La Presidenta adelantó la noticia el pasado jueves y prometió que este viernes 28 de agosto la Unidad de Inteligencia Financiera (UIF) daría más detalles sobre la estrategia para recuperar recursos presuntamente ligados a Genaro García Luna. La información, según fuentes de la UIF y de la Secretaría de Hacienda, apunta a una operación coordinada que combina medidas administrativas, congelamientos de cuentas y solicitudes jurídicas nacionales e internacionales.

El caso de García Luna sigue siendo un nudo en la política mexicana: acusado en Estados Unidos por presuntos vínculos con el crimen organizado, su expediente socializa más que nombres; toca instituciones y fondos que, en palabras de expertos consultados por la UIF, deben retornar al erario o a las víctimas. La UIF, según sus voceros, busca “tirar del hilo” financiero: identificar empresas pantalla, movimientos atípicos y rutas de transferencia que permitan pedir la extinción de dominio o medidas cautelares.

Fuentes de la Secretaría de Hacienda indican que la estrategia incluirá el uso de informes financieros, declaraciones fiscales cruzadas y cooperación con autoridades en el extranjero. Además, la Fiscalía General de la República (FGR) estaría llamada a presentar las piezas procesales necesarias para convertir la inteligencia financiera en resultados judiciales. En términos concretos, se habla de congelar cuentas, inmovilizar bienes muebles e inmuebles y promover procesos de decomiso cuando haya sustento legal.

Para la ciudadanía esto tiene dos caras. Por un lado, recuperar recursos significa potencialmente más dinero para programas sociales, reparación a víctimas y reforzar la confianza en las instituciones. Por otro, existe el riesgo de que los procesos se atasquen en litigios largos o en tecnicismos legales que beneficien a quienes intentan ocultar activos. La UIF promete transparencia en el proceso; los críticos exigen plazos claros y rendición de cuentas.

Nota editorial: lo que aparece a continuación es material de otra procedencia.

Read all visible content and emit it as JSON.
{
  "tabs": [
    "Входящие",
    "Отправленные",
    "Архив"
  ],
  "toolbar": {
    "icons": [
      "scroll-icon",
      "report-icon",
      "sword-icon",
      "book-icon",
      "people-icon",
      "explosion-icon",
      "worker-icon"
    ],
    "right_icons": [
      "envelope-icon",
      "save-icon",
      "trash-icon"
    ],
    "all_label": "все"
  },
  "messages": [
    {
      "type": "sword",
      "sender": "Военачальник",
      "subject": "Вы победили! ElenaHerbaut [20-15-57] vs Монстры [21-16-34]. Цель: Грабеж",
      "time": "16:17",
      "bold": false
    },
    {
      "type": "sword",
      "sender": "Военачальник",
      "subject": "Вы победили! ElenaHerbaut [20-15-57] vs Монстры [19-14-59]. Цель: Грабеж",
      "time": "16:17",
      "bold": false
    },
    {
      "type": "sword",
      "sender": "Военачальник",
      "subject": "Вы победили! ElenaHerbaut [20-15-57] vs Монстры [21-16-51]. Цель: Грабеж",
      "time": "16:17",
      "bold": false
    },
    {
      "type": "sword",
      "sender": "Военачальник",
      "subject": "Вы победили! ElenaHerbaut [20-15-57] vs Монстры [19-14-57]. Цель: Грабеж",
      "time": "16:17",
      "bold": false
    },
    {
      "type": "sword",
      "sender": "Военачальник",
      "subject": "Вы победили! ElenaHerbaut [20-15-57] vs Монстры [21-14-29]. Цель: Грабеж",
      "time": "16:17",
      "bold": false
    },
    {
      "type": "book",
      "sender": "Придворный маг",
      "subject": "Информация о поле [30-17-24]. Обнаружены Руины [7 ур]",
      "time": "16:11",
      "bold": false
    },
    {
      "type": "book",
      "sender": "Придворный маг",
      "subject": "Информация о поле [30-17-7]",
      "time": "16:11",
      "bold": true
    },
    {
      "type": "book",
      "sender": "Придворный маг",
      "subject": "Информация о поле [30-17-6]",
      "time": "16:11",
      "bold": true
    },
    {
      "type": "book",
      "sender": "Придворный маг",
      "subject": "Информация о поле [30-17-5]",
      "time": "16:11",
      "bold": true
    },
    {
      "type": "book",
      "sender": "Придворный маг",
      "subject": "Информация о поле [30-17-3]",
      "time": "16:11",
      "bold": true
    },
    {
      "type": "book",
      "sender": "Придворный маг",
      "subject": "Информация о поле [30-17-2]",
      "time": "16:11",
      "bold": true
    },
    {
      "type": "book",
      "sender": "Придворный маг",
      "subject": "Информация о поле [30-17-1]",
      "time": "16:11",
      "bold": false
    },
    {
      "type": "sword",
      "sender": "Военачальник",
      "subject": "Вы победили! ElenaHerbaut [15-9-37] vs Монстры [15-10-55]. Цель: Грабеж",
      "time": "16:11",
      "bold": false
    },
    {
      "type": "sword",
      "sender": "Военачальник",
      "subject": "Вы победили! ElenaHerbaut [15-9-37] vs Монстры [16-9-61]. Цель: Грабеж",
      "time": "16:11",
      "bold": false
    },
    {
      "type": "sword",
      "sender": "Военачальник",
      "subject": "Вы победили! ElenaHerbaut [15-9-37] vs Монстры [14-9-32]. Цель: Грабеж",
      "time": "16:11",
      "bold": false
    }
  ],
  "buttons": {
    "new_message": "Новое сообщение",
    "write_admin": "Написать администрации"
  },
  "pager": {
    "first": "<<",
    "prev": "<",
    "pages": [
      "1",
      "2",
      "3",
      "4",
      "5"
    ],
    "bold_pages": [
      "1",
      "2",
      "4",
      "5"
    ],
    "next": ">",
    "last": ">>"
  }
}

Expertos en lavado de dinero consultados por la UIF señalan que casos como este requieren instrumentos que van del embargo preventivo hasta acuerdos de cooperación judicial con Estados Unidos y otros países donde se detecten bienes. También subrayan la importancia de no politizar los procedimientos: el objetivo debería ser recuperar activos y fortalecer el sistema, no utilizarlos como arma política.

La experiencia internacional muestra que la recuperación de activos es un maratón, no una carrera de velocidad. Cuando hay empresas fachada, testaferros y estructuras offshore, cada transferencia bancaria puede implicar meses de investigación y solicitudes de información a jurisdicciones que no siempre colaboran con rapidez. Por eso la UIF dice que no sólo se trata de identificar bienes, sino de construir casos sólidos que resistan impugnaciones legales.

La sociedad civil y organizaciones de transparencia han exigido que los recursos recuperados tengan destinos claros: reparación a víctimas, inversión en seguridad ciudadana con enfoque de derechos y refuerzo de las instituciones encargadas de prevenir el lavado de dinero. En ese sentido, la Secretaría de Hacienda y la UIF deben explicar no sólo el “cómo” técnico, sino el “para qué” público.

Este viernes 28 de agosto la UIF presentará el paquete de medidas y los primeros resultados. Será una prueba de fuego para la coordinación entre la Unidad de Inteligencia Financiera, la Secretaría de Hacienda y la Fiscalía General de la República. Si cumplen, podrán convertir un escándalo en recuperación tangible de recursos. Si fallan, el escepticismo ciudadano se profundizará, y el dinero seguirá siendo la pieza que explique por qué ciertos engranajes del Estado siguen protegidos.

La expectativa es grande, y la demanda es simple: transparencia, celeridad procesal y que los recursos recuperados se traduzcan en bien público. La UIF y la Secretaría de Hacienda deben ahora demostrar que, además de señalar, pueden recuperar y rendir cuentas.